Toxin and Poison Binding Principles
Aajonus described clay as binding with toxins both inside the body and topically. He referenced historical and Native American use of clay to absorb poisons, including the account of a man who survived a lethal arsenic dose by consuming enough clay to absorb it. For topical use, the same binding principle applies: the clay draws toxins out of the tissues it contacts and holds them. The specific heavy metals he said Terramin clay binds with include mercury and arsenic, and he confirmed in a workshop that Terramin clay binds heavy metals including aluminum, which he described as probably the most widespread toxic metal exposure humans face from aluminum cans, pots and pans, sprays, deodorants, oxidized aluminum in window screens, and vaccines.
Pacific Clay For External Use
When asked about Pacific Clay in Corona, California, a red clay used for brickmaking that the Glen Ivy hot springs facility purchases, Aajonus said that clay is fine for baths and poultices but specified that Terramin is for internal consumption. This indicates that non-Terramin clays may have some acceptability for external applications such as poultices and baths even when he would not recommend them for consumption, provided they are not from volcanic deposits and are not treated with chemicals or additives.

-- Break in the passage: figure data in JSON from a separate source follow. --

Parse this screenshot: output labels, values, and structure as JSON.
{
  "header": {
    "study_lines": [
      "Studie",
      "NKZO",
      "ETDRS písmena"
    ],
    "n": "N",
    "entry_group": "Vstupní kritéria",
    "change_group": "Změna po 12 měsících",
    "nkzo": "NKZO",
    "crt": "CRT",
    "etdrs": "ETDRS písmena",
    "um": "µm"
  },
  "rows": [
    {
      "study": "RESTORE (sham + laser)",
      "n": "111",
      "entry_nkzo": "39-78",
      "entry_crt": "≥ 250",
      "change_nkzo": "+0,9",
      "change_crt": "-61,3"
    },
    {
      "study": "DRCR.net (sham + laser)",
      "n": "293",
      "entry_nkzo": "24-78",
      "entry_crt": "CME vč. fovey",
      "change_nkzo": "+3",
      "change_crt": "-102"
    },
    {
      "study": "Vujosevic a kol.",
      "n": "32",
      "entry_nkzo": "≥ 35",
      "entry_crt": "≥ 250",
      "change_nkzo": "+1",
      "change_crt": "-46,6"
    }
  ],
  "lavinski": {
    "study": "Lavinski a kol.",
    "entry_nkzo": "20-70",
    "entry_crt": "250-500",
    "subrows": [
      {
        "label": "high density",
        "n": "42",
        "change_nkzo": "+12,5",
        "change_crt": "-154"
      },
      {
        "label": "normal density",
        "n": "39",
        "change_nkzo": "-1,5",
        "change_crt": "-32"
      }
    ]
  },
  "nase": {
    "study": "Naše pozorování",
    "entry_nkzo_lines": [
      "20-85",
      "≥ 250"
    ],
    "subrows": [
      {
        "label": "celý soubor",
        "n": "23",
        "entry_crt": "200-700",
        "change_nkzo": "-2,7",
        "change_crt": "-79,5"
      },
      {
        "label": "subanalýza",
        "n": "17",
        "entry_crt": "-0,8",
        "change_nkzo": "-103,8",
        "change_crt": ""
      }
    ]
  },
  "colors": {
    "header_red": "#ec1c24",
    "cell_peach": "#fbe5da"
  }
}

He was explicit that any clay allowed to dry on the skin presents the same risk regardless of its source: the drawing action of dry clay removes fat from cells. The volcanic versus non-volcanic distinction is most critical for internal consumption, where volcanic clay can outgas molten metals into the intestines, but for external use the drying prohibition applies universally.
Preparing Moist Clay for Poultices
Aajonus described the preparation of moist clay consistently across sources. The method is to mix the clay with good drinking water (not carbonated, or with carbonation fully removed) in a glass jar to a consistency he compared to freshly made plaster of Paris, then cover loosely and let stand in a dark cupboard for four to five days. During this rest period, beneficial bacteria flourish in the clay and the microbes become active. He stated that clay soaked this way for four to five days is three times more effective than clay mixed and used immediately. After the initial four to five days, the clay can be used at any point afterward and remains active; he stated it can be used from four days to twenty years later and will be most active after the four-day period.
For a standard batch he described using three quarters of a cup of clay with one and one quarter cups of water, noting that there is a lot of air space in dry clay and when it mixes with water it reduces down, so two and a half cups of material will render approximately two cups of moist clay. He also described using a two-cup jar with slightly more than half a cup of clay and adding water to achieve plaster-of-Paris consistency.
If the clay becomes too dry as it sits, more water is added to maintain the moist paste consistency. It should be kept fluid to paste in consistency and never allowed to dry out in storage.
For a large batch intended for ongoing use over one to two months, the same preparation applies at larger scale, made in glass and stored in a dark cupboard.